From the opening Sacred Secret and Maltese Terrier, two of the songs he's intending to record with the backing band he assembled for this tour here in Australia, Stairs' easy charm wins over most of those in the room, and by the time he kicks into a countrified version of the Pavement classic Two States (with a third verse dedicated to his guitarist Julian Wu - honestly how does he wind up on so many stages?), we're forgiving his sloppy guitar playing, the under-rehearsed band, that he sings like a rhythm guitarist and the feeling that the other songs were written in five minutes and worked out before our eyes.
Spiral Stairs is having fun though, a worn out Calexico t-shirt, some funny stories and a shiny Gretsch that he barely pushes; letting the chipper backing band cover for him; seeing someone so respected having this much fun goes a surprisingly long way. Closing track Folk Singer is a high point of this three-guitar-fronted six piece's set with it's odd turns of phrase and ace riffage.

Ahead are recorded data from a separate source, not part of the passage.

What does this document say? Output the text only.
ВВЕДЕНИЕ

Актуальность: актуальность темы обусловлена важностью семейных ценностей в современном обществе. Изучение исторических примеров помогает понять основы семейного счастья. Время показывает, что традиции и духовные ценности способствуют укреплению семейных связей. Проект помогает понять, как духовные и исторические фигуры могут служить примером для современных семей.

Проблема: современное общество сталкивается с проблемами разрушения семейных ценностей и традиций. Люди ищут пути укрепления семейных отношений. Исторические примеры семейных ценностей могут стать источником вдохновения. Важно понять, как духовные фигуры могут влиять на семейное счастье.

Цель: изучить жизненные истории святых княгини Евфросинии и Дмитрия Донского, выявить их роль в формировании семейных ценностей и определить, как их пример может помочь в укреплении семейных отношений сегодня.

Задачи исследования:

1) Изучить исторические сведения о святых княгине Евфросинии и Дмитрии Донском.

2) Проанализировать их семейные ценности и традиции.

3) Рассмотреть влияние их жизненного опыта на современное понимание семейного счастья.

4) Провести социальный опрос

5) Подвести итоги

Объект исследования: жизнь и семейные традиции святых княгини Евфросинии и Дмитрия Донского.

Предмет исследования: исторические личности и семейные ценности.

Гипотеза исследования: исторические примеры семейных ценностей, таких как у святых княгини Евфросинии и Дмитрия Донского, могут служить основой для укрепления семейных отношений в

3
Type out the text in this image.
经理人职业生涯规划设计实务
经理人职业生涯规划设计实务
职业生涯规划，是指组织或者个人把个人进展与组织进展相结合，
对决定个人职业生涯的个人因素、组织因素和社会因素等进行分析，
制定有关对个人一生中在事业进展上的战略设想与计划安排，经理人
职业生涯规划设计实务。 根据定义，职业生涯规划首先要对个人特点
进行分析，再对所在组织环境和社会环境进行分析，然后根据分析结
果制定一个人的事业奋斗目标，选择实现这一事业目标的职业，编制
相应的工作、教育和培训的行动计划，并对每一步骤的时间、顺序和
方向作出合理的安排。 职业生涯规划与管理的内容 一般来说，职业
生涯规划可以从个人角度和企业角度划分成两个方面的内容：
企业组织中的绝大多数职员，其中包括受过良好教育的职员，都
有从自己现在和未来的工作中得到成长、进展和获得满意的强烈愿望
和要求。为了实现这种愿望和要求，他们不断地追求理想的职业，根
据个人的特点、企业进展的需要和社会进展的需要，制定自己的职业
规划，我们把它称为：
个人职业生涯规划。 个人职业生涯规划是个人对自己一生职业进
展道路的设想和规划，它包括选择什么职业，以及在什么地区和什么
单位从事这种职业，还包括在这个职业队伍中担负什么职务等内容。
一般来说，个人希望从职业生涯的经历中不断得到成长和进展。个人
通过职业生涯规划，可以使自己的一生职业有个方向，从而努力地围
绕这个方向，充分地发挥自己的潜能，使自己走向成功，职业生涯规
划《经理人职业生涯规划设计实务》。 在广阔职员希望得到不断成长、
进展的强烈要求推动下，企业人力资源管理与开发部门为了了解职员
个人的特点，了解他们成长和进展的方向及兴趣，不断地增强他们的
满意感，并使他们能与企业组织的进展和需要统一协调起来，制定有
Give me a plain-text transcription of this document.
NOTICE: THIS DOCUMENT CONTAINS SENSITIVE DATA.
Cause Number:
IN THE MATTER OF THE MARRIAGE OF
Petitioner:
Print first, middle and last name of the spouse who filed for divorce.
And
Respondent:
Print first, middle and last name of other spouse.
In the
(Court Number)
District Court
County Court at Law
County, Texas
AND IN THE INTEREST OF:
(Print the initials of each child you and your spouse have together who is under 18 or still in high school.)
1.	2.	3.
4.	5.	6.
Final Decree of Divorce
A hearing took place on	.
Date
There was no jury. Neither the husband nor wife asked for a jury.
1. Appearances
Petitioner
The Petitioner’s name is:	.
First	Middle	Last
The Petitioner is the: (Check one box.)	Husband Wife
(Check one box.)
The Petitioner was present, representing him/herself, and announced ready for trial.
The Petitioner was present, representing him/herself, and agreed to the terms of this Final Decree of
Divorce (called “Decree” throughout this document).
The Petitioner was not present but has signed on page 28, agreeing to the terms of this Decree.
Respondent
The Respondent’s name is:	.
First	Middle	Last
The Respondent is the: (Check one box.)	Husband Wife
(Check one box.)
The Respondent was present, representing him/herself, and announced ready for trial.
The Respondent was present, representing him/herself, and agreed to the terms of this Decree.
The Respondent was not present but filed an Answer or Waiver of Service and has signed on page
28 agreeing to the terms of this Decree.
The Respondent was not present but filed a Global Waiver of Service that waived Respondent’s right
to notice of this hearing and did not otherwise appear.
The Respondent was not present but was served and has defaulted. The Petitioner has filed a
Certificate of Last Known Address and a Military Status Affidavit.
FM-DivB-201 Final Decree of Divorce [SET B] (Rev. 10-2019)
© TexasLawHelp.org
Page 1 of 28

The Spazzys are lovely people, good musicians, fine singers and can write a throwaway piece of pop-punk better than most. Seeing them play though, is very much like going to Hungry Jacks for dinner; you know what you are wanting, you know what you can expect, you pay your $6, you get it and you're satisfied. No surprises, no twists, no dodgy vocal harmony or unexpected bum note - no chance of haloumi instead of a Kraft single. As far as reductionist pop-punk goes these girls are the queens and quite clearly this is not music meant to be thought about this hard, but from opener Don't You Understand onward, The Spazzys dish out songs that sound like they're all covers of 70s punks songs done nicely for this seasons' indie flick, which the (markedly different to SS) audience stonily appreciate. Still, they are and probably always will be fun in a can.